Bonsai asal rawa-rawa tampil sebagai juara umum.

Penampilan bonsai cucur atap Baeckea frutescens itu sangat mempesona. Tanaman bak pohon besar. Setiap percabangan membentuk tajuk-tajuk kecil yang sangat rapi. Batang besar yang kulitnya mengelupas itu menopang tajuk-tajuk kecil. Pebonsai Malaysia, Tin Chok Teng, berhasil mengembangkan tanaman yang di Indonesia disebut sapu-sapu dan jungrahab itu menjadi istimewa sehingga berhasil meraih Royal Floria Grand Championship Award pada kategori lokal pada lomba bonsai di Malaysia. Ia berhak meraih trofi dan hadiah RM2000.

Selain kualitas cukup baik, jenis tanaman yang banyak tumbuh di rawa-rawa itu jumlahnya cukup dominan sehingga menggeser anting putri yang biasanya merajai pameran bonsai di Malaysia. Dalam pameran itu hanya ada beberapa anting putri yang tampil. Untuk kategori impor, bonsai Celtis sinensis tampil sebagai pememang Royal Floria Grand Championship Award. Koleksi Chin Choy Fook itu terlihat kokoh dengan percabangan yang sangat baik. Untuk itu, ia meraih trofi dan hadiah RM3000.
Taman floria

Cabang-cabang sapu-sapu itu besar tetapi meliuk-liuk serta ranting-ranting yang lebat dan liar membuat bonsai itu terlihat sangat alami. Semua keistimewaan itu bisa diamati secara seksama lantaran bonsai itu tampil tanpa daun layaknya pepohonan di musim gugur. Perakarannya pun sangat baik dan tersusun kokoh mencengkeram tanah.
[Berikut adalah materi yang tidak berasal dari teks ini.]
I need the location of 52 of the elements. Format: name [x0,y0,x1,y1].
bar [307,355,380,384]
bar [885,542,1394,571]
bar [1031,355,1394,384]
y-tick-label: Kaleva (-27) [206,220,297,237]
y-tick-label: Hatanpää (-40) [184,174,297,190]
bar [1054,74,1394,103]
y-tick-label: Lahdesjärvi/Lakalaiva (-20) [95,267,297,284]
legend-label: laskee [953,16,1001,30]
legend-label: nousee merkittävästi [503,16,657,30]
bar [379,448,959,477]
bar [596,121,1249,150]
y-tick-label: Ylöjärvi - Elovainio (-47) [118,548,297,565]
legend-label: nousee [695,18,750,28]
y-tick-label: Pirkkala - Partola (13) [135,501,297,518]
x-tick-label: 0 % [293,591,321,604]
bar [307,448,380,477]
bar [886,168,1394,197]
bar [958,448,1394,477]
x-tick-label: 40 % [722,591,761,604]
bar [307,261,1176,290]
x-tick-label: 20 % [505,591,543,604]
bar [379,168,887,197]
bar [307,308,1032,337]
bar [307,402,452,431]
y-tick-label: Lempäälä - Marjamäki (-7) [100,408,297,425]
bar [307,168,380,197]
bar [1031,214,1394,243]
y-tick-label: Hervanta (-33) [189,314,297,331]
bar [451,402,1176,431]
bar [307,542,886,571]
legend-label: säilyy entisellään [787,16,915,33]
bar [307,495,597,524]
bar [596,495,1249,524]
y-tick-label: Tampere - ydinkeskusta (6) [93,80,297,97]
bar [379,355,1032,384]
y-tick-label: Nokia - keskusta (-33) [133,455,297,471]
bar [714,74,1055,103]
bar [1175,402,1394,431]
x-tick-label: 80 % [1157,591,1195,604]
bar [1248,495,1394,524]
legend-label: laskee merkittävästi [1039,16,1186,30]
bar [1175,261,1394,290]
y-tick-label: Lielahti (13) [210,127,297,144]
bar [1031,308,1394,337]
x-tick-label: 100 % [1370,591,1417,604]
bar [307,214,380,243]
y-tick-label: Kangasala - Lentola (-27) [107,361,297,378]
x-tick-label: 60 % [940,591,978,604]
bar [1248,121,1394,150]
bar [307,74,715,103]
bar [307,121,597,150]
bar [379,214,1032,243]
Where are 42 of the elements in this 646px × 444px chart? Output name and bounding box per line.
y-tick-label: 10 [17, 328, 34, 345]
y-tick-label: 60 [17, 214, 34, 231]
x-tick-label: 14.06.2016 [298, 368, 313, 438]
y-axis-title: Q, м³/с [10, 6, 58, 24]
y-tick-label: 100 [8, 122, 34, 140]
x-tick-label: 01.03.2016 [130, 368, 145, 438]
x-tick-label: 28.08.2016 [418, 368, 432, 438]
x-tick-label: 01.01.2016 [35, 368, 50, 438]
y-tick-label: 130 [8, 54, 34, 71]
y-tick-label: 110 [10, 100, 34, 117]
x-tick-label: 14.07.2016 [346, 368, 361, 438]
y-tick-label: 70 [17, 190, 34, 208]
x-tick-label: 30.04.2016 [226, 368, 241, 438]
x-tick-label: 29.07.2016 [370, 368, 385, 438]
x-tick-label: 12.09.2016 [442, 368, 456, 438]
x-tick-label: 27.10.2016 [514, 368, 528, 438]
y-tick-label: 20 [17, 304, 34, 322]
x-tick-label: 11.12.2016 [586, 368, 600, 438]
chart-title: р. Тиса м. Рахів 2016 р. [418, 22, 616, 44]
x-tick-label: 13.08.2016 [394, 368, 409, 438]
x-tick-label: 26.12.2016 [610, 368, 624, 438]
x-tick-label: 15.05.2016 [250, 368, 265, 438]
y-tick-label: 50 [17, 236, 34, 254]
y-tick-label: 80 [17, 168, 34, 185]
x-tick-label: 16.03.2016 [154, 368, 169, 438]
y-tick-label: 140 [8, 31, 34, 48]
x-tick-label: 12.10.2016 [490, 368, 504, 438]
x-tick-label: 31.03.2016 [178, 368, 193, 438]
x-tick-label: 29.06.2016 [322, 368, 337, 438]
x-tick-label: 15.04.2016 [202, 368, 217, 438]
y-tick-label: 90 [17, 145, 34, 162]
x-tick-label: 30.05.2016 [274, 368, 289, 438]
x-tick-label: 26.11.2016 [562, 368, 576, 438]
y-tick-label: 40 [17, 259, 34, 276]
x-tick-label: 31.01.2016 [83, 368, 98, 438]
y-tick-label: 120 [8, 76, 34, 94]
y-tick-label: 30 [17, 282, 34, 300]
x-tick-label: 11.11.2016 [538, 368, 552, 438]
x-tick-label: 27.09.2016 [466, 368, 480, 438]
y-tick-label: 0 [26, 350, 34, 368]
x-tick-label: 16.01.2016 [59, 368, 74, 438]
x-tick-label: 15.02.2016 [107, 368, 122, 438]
Pameran bonsai itu berlangsung di Putrajaya pada 27 Mei—1 Juni 2016.
Perhelatan internasional yang diselenggarakan oleh Persatuan Bonsai dan Suiseki Malaysia itu bagian dari Royal Floria Putrajaya 2016. Pameran flora itu mirip dengan Flona yang berlangsung setiap tahun di Lapangan Banteng, Jakarta Pusat. Putrajaya adalah sebuah kota baru pusat pemerintahan Malaysia, menggantikan Kualalumpur. Kota itu terletak antara Bandar Udara Internasional Kualalumpur (KLIA) kota Kualalumpur.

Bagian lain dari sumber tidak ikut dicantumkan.